Affliction: il film di Paul Schrader sull’ineluttabilità del destino

Ci sono film che riescono a parlare dell’ineluttabilità del destino in maniera assoluta, che riescono a fare della sorte una maniera di raccontare i fatti e le storie. Paul Schrader ne ha scritti e diretti molti, di questi film. Che parlasse di Toro Scatenato, o di Robert De Niro tassista disadattato, o vedesse Richard Gere nei panni del gigolò, la predestinazione dei suoi personaggi emergeva grandiosa. Come nel suo bellissimo e poco fortunato Lo Spacciatore, la dimostrazione più evidente che indietro non si torna. E di predestinazione, in Affliction, se ne ritrova una buona dose. C’è la piccola città, il niente al centro del niente, azzerata da un manto di coltre bianca che rende le strade tutte uguali. C’è il dramma di due fratelli, che un padre violento ha virtualmente ridotto a spettatori della vita e degli affetti, confinati in un angolo a subire il peso del passato. Rolfe ha fuggito i fantasmi della provincia, ma non se la passa meglio di Wade, che nella provincia annega le sue radici, né poliziotto, né impiegato comunale, né marito, né padre, né amante. E’ l’inesistenza il filo rosso che tiene insieme Affliction, la contemplazione di personaggi trasparenti persino a sé stessi, che scivolano sul proprio essere “vecchi”, sulla perdita di quello che mai è stato in loro possesso. Un thriller che non esiste, e vede Wade imbastire un’indagine probabilmente senza senso, contro i suoi stessi fantasmi, contro l’opprimente presenza di un padre ubriacone, e sempre padrone dei suoi sentimenti peggiori.

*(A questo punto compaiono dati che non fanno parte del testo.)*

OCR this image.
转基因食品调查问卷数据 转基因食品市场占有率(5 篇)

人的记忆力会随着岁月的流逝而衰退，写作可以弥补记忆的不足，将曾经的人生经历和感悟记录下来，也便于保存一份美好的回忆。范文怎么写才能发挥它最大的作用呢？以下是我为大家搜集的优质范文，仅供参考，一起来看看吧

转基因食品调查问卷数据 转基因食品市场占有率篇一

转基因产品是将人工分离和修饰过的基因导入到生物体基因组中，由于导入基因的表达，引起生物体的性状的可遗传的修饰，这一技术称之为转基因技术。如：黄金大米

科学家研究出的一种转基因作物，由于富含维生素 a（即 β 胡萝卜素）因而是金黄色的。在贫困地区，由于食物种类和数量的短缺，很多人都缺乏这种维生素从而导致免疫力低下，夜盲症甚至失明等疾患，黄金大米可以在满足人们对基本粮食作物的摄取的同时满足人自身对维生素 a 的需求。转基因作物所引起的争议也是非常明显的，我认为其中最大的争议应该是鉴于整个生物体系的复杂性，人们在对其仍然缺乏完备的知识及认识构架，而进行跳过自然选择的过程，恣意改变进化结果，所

Schrader rispetta lo status letterario del film (che è tratto da un romanzo di Russell Banks, lo scrittore del Dolce Domani di Egoyan), affidando alla voce fuori campo di Rolfe il compito di narrare, di sfogliare pagine, di registrare la lenta, inesorabile discesa di Wade lungo la china della dignità. Una discesa che il narratore, il suo stesso fratello, dà per certa sin dalla prima inquadratura. Il destino ha già scritto tutto, si tratta solo di seguirne con pazienza la traiettoria.
Non tradisce, Schrader, il suo stile fatto di indugi, di riflessione, di lunghe soste dell’obiettivo sui personaggi. Chiede molto ad attori bisognosi di rughe, di una vita pesante dietro le spalle. Avrebbe meritato l’Oscar, con tutta l’ammirazione per Benigni, anche il Wade di Nick Nolte, pensoso, irrequieto, malfermo e condannato. Deformato da un dente che procura dolore, e che ricorda che proprio il dolore è uno dei fondamenti dell’universo. L’Oscar l’ha vinto invece, giustamente, James Coburn, che ad Hollywood staziona da una vita, per la sua interpretazione del padre violento, piena di esplosioni surreali. Schrader non può prescindere dallo sguardo acquoso di Willem Dafoe nella parte di Rolfe, sconfitto anche lui anche se professore d’università, vinto da un cinismo che è come uno stupefacente. E Sissy Spacek, invecchiata anche lei, anche lei drammaticamente sola. Il tempo nessuno lo riporterà indietro, neppure noi.